You want gadgets? The preceding pages of our gifty tech guide don't even hint at the full range of foreign electronic accessories available to the discerning international shopper. Most will undoubtedly be available in time for Christmas Y2K, but for now you'll have to look for them in duty-free airport sky malls while on business trips abroad. Below you'll find a quick survey of these little-known, hard-to-find products that could make this holiday season one to remember for years to come.
*Pocket Lipo: We all know how easy it is to put on pounds during the holiday season. Now, thanks to the latest cutting-edge medical research in Chile, there's an equally easy way to shed the Christmas larder! Although not yet currently approved for use in this country by the AMA, FDA, NIH, or ASPCA, the "machinita de liposuctiona" comes with simple-to-follow instructions translated from the Spanish. Small enough to fit in a handbag or coat pocket, the Pocket Lipo unit features its own self-anesthetizing probes and convenient plastic baggies for disposing of unsightly discharge.
*Phone Implant: Never be without your cell phone again! Never miss another call! Staying in constant contact with your business colleagues and family members has never been so easy! Thanks to clever micro-bioengineers in Finland, you can gain the convenience of a permanently installed phone for the minor loss of six molars and adjacent jaw bone and tissue. (Caution: Long-life radium battery, guaranteed for a half-life of 500 years, may cause bleeding, swelling, tenderness, uncontrollable cell growth, hair loss, nausea, and voices from God.)
*Home Cryogenics: Thanks to ingenious scientists in the former Soviet Socialist Republic of Kyrgyzstan, preserving your body for future revival no longer requires costly clinics or specialists. All you need is an extra bedroom and a reliable, constant source of power! (Nonfission reactor recommended.) Installation is a snap thanks to easy-to-read instructions; Allen wrench included.
*Esperanto Translator: Carry on fluent, simultaneous conversations with all your Esperanto-speaking friends, thanks to scientists at the United Nations' special NWO program. (That's merely an acronym for "Nikta Wonbu Ordnung," the favorite children's Esperanto nursery rhyme; we don't know where those other rumors got started.) Act now, while you still have a full year before the metric system, unified global currency, and Esperanto become mandatory in this country, per the recent WTO agreement. Remember: Esperanto is the language of the future! Or else.
*Body Alarm: Sound an unequivocal clarion 100-decibel "no" to unwanted workplace touching, feeling, groping, harassing, grazing, hugging, consoling, or handshaking with this wallet-sized South African invention. From the country with the world's highest crime rate, you can now enjoy the complete security of knowing that anyone who touches you without first entering the special 10-digit PIN number of your choice will be permanently deafened—along with anyone else in a 50-yard radius. (Remote alarm activation key chain unit included.)

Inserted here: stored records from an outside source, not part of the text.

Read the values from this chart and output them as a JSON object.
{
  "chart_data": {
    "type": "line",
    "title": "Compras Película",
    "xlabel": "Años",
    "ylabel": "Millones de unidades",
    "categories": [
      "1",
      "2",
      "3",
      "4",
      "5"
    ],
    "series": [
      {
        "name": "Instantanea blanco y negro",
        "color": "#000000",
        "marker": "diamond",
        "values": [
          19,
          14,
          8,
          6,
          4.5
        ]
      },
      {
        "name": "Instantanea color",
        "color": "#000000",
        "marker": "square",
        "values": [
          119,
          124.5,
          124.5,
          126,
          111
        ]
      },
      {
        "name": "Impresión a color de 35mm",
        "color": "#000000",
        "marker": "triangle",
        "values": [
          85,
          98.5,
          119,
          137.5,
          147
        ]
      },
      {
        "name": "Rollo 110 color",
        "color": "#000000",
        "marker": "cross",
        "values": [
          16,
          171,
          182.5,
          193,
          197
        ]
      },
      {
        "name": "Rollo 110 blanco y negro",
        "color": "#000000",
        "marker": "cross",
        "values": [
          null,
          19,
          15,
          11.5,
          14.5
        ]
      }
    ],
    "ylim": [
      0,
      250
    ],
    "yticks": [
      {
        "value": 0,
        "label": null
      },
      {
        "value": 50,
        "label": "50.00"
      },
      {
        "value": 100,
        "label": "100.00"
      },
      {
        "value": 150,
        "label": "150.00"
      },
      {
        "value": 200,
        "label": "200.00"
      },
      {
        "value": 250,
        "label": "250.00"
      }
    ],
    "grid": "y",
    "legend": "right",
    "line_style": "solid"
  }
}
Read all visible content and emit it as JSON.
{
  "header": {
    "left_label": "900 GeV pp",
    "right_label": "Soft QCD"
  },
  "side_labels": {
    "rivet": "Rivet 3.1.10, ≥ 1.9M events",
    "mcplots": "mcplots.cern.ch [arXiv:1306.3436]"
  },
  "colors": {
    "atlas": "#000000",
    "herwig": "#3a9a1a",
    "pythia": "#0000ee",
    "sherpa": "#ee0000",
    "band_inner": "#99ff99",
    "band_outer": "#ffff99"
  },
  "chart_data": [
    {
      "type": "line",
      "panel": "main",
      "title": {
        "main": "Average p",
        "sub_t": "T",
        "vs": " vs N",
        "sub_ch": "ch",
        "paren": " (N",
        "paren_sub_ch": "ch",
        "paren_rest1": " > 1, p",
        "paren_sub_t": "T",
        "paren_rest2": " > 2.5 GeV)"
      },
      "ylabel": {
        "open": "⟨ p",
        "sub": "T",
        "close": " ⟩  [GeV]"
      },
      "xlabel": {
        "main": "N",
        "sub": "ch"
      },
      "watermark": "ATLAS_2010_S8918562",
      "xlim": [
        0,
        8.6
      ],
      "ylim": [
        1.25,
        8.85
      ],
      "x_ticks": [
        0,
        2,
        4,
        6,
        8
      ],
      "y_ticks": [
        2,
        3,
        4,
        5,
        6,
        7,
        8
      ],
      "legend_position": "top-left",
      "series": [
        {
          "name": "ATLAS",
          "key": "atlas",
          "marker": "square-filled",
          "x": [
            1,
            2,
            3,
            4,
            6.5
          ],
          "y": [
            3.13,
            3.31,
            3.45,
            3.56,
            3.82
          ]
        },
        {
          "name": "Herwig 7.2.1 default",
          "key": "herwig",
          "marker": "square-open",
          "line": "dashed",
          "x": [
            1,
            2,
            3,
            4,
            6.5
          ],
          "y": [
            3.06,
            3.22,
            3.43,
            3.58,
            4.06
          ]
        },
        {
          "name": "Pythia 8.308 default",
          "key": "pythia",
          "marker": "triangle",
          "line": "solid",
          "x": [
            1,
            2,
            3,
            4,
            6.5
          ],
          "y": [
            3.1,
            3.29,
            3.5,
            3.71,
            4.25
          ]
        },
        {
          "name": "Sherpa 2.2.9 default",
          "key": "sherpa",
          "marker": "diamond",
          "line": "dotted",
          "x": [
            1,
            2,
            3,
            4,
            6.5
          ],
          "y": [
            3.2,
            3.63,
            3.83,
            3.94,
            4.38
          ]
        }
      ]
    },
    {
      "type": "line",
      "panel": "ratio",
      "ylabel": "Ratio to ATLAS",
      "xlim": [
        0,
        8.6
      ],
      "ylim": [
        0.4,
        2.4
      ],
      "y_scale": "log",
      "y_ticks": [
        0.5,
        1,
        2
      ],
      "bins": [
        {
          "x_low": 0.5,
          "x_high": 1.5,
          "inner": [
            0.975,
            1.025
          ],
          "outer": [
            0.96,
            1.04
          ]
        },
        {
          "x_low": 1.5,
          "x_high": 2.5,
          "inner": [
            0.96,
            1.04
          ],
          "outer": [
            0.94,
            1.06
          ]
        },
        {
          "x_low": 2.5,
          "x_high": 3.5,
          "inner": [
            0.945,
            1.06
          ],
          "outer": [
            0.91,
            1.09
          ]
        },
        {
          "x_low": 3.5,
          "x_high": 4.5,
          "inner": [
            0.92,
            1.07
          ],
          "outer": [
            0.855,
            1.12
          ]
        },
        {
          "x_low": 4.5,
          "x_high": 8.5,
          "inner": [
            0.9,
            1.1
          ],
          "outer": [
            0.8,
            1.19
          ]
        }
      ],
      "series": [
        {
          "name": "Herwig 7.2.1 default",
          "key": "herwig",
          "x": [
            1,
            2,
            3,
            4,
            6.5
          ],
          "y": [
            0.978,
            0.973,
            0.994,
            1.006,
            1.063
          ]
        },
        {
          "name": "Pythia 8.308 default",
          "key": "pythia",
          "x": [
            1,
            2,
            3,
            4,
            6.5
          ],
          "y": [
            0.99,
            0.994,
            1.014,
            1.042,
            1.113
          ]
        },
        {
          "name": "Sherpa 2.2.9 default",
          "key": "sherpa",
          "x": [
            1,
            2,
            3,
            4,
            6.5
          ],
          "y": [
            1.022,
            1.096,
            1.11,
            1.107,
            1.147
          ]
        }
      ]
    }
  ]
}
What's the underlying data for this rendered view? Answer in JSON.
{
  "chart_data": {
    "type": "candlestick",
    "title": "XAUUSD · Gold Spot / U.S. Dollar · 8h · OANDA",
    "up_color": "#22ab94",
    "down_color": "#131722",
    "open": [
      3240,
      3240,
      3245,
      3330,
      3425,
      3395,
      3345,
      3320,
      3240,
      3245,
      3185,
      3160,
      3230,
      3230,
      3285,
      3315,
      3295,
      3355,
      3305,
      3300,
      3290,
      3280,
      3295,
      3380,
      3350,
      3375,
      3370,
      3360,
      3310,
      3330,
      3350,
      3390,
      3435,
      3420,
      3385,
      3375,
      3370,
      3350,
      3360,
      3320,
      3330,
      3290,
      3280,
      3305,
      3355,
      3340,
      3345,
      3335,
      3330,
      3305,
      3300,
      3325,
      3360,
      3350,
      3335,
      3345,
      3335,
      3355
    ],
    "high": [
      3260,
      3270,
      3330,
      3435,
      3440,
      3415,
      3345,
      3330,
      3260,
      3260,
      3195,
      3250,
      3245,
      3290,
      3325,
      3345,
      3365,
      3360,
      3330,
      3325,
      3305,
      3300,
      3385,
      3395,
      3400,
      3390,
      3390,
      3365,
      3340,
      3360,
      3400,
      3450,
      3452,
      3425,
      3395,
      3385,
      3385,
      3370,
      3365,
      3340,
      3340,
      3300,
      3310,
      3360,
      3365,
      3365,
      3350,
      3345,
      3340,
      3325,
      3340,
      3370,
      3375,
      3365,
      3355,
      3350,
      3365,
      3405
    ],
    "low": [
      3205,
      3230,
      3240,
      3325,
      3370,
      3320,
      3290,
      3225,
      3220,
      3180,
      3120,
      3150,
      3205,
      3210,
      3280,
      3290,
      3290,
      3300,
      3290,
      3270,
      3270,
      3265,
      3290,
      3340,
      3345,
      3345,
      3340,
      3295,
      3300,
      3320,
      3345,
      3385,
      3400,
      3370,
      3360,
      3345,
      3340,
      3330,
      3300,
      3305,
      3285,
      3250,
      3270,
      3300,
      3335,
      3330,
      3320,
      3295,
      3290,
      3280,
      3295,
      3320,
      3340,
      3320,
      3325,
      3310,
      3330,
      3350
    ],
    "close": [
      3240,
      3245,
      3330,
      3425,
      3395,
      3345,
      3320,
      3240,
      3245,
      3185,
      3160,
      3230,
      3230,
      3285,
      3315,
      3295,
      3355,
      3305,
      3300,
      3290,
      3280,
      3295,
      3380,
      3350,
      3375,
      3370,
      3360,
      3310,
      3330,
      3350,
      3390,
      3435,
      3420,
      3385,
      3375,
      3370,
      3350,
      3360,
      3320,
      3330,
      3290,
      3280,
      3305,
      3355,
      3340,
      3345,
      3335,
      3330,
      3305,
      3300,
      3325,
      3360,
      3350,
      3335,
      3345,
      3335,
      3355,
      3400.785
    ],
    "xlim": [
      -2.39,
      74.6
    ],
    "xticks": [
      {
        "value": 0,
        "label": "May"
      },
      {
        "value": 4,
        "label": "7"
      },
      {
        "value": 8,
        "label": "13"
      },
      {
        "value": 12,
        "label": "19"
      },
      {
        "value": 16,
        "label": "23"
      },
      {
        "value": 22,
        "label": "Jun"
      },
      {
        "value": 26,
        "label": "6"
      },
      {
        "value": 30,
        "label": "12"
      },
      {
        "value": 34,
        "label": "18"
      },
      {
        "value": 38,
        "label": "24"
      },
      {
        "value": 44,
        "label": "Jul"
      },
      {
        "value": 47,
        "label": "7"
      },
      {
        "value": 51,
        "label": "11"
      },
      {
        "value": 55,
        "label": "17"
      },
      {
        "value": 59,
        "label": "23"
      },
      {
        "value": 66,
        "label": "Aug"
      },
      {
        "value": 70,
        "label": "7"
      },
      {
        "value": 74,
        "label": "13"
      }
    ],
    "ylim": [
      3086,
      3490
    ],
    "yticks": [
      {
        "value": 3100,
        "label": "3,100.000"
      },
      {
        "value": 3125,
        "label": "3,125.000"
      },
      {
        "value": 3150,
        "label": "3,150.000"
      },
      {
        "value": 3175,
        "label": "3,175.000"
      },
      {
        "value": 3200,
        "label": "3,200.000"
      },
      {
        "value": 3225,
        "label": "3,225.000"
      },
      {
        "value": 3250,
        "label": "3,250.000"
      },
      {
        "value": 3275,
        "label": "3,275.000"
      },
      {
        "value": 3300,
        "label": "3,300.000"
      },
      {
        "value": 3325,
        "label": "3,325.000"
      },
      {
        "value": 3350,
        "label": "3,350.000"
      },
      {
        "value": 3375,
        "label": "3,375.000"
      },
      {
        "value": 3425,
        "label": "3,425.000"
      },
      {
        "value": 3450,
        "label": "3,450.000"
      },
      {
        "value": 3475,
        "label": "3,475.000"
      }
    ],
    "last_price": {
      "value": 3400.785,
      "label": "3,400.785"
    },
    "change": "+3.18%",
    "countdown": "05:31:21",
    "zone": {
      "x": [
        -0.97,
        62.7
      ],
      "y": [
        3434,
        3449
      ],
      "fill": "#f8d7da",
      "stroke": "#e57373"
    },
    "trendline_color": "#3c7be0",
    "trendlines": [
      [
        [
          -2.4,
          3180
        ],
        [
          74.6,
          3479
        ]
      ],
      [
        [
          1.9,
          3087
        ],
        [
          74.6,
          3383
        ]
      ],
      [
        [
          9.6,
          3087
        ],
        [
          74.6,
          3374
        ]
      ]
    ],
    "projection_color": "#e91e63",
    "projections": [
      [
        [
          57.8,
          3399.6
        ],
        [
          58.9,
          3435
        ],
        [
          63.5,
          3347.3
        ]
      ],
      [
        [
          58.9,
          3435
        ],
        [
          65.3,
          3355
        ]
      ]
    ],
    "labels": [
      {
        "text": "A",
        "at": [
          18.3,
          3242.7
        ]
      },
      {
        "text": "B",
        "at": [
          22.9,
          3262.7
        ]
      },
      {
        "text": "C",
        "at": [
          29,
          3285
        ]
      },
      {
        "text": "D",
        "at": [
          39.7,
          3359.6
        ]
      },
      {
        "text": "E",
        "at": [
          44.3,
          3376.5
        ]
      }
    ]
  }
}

*Home Missile Defense Unit: Stop nuisance SCUDs, cruise missiles, and smart bombs from bothering your family during dinner! Free yourself from unwanted ordinance. The very latest Israeli technology now makes home-based radar protection as easy as achat, shta'yim, shalosh. No larger than an average washing machine, it requires a mere 18 months' training before effective usage. Its designers recommend that family members alternate in three-hour shifts before the radar console to alleviate eye strain.
*Brain Ram: At last—a handy modular solution to aging and periodic memory loss! Let's face it—we're all getting older, with upgrades harder and harder to come by. But after one outpatient visit to an affiliated offshore medical clinic for your cranial socket implant, installing extra memory cartridges directly into your cerebellum is simple, almost 53 percent painless, and more than 39 percent effective! (Figures based on live ferret study; some ferrets did not return questionnaires, leading to incomplete data.) From Taiwan. Not compatible with forthcoming Microsoft Smarty-Pants intelligence enhancer product.
*Home Lie Detector: From North Korea, this handy, Hyundai-sized unit is guaranteed to bring an end to dinner table arguments and your kids' constant bickering. Who loves the Great Leader more? Who would deny that this year's grain harvest broke all previous records? And who doesn't decry the lackey running dogs of imperialism? And now, it's oh-so-easy to test loyalties and detect traitors. (Clip-on genital cathodes extra.)
*Child-tracking Radar: Where have those kids gone to now? That eternal worry of parents is now solved, thanks to concerned scientists in Paraguay. After the installation of relatively painless tags (similar to department store anti-theft devices), you can track your child's every step from your very own PC! Make sure they go to school without any stops for junk food or petty larceny. Feel confident that they're safe and accounted for at all times. (Caution: Non-FAA-approved radio frequency sharing may cause certain jets to land in your backyard. Check with airlines for details.)